Keadilan Allah berarti:
tidak satu pun keadaan manusia luput dari pengetahuan dan perhitungan-Nya.
Yang diberi kemudahan akan ditanya tentang kemudahannya.
Yang diberi kesulitan tidak akan diabaikan perjuangannya.
Yang diberi ilmu akan ditanya tentang ilmunya.

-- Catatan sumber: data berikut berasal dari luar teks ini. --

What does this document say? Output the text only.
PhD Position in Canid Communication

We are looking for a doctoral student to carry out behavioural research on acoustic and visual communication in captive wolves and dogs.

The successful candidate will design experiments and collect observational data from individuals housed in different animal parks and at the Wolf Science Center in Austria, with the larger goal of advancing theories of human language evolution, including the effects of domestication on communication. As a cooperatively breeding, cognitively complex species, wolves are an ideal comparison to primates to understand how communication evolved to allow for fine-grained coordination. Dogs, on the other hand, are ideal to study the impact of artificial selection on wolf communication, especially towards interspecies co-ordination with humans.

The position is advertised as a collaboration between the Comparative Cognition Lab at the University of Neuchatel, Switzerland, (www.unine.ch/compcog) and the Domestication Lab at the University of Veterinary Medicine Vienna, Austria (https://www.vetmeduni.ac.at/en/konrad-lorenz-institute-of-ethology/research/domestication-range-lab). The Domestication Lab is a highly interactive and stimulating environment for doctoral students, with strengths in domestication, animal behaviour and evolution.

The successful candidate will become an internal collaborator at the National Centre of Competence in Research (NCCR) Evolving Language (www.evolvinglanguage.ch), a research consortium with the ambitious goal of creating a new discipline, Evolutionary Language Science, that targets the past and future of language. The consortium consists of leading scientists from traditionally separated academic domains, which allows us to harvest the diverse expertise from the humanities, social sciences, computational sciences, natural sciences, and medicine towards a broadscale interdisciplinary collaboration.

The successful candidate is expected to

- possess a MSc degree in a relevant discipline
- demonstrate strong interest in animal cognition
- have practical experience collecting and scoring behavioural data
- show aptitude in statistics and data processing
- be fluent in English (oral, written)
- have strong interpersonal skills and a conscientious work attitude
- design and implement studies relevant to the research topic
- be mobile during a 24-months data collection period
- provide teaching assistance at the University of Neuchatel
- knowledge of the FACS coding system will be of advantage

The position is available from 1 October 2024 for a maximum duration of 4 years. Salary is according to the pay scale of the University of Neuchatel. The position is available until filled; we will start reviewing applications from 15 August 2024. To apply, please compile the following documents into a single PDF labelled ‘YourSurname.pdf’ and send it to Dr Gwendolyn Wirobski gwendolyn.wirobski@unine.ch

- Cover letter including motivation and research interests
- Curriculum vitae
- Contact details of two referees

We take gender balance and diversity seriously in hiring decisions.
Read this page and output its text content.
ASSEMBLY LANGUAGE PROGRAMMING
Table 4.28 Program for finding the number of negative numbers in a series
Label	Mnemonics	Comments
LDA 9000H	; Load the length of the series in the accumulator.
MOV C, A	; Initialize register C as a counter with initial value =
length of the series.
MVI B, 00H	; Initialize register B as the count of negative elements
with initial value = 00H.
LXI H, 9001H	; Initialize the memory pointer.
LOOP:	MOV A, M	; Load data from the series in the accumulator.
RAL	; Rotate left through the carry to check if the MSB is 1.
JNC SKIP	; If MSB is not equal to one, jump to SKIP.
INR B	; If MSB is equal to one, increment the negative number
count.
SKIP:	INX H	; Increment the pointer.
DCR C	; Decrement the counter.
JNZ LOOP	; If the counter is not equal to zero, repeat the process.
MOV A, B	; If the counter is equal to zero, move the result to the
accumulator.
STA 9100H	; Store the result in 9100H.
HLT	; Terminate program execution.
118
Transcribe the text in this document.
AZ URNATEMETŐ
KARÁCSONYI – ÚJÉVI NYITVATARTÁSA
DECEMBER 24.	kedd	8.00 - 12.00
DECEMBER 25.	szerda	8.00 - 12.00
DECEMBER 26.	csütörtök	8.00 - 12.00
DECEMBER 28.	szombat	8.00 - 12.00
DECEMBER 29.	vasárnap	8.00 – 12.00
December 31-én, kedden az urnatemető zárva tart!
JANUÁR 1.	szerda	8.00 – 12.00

Yang baru menemukan jalan setelah bertahun-tahun tersesat tidak akan disamakan begitu saja dengan orang yang sejak kecil telah mengetahui jalan tersebut.
Allah berfirman:
لَا يُكَلِّفُ اللَّهُ نَفْسًا إِلَّا وُسْعَهَا
“Allah tidak membebani seseorang melainkan sesuai dengan kesanggupannya.”
(QS. Al-Baqarah: 286)
Pada akhirnya, mungkin kita memang tidak mengetahui mengapa Allah memilih seseorang lahir sebagai Si A dan orang lain lahir sebagai Si B.
Al-Qur’an tidak menceritakan kepada kita alasan individual setiap takdir.
Tetapi ada satu hal yang diberitahukan dengan sangat tegas:
Allah tidak akan menzalimi keduanya.
Dan setelah memahami ini, pertanyaan saya perlahan berubah.
Bukan lagi:
“Mengapa jalan hidupku tidak semudah jalan hidup orang lain?”
Tetapi:
“Dengan jalan yang Allah berikan kepadaku, seberapa sungguh-sungguh aku berjalan menuju-Nya?”
Sebab pada akhirnya, kita tidak akan diadili karena gagal menjadi orang lain.
Kita akan dimintai pertanggungjawaban atas perjalanan yang diberikan kepada kita sendiri.